While fashion trends on TV or in magazines tend to switch very abruptly, in the real world especially outside of really big trend-setting cities they tend to spread much more slowly. If your family weren’t trendsetters in the middle of NYC or LA, fashion changes just didn’t get to them nearly as quickly. If their friends or people in towns where they hung out were all wearing ‘70s hair’ and earth tones, then they weren’t out of fashion for their own social group. Also, individual people often find a look that they like and stick with it even if it goes in or out of mainstream fashion. There are guys who did the ‘open collar, hairy chest, gold medallion’ thing or stalked smoke-filled bars in leisure suits long after the fashion died out. This was a lot stronger back when fashions were more distinct (90s vs 2000s vs 2010s don’t see as big of a change as 60s vs 70s vs 80s) and when there was less instant communication.
And a lot of the ‘80s look’ didn’t really catch on until the late 80s anyway, even for trend setters - Miami vice didn’t even air until 1984, for example, even though it’s considered one of the most 80’s looking shows around.
As I recall, '70’s fashions weren’t even popular in the '70’s. Plaid bell bottom pants and platform shoes on men, gawd! I am waiting for the return of bra-less halter tops for women, that would be fine.
I remember reading sometime that TV shows are greatly intended to sell fashion/products. It said that the way they portray the “dorky” characters is to dress them in current or recently past styles. Basically like the average viewer likely wears.
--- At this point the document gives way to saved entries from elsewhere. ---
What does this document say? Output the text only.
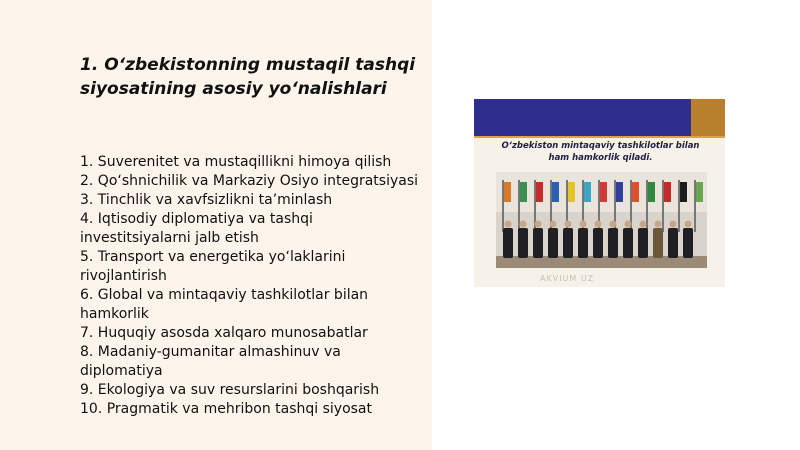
1. O‘zbekistonning mustaqil tashqi siyosatining asosiy yo‘nalishlari
1. Suverenitet va mustaqillikni himoya qilish
2. Qo‘shnichilik va Markaziy Osiyo integratsiyasi
3. Tinchlik va xavfsizlikni ta’minlash
4. Iqtisodiy diplomatiya va tashqi investitsiyalarni jalb etish
5. Transport va energetika yo‘laklarini rivojlantirish
6. Global va mintaqaviy tashkilotlar bilan hamkorlik
7. Huquqiy asosda xalqaro munosabatlar
8. Madaniy-gumanitar almashinuv va diplomatiya
9. Ekologiya va suv resurslarini boshqarish
10. Pragmatik va mehribon tashqi siyosat

O‘zbekiston mintaqaviy tashkilotlar bilan ham hamkorlik qiladi.

AKVIUM UZ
Fashion was changing very rapidly throughout the 70s. Compare the JC Penny Christmas catalog from 1977 with the one from 1979. Totally different looks.
Same thing for the 1980s.
Unlike today, people at the time who cared about fashion would get rid of lots of clothes because they were “out of style.” Some people, of course, did not. In the mid to late 70s, there were still people who were dressing like hippies. They were seen as a joke, and we kids would say, “Oh look, hippies!” Similarly, in the 1980s, you’d see people in their 60s and older still wearing their polyester “matched separates” (ugh, OMG), but it wasn’t all that common.
So the short answer to your question is: yes, and they stood out, since fashion was changing quickly.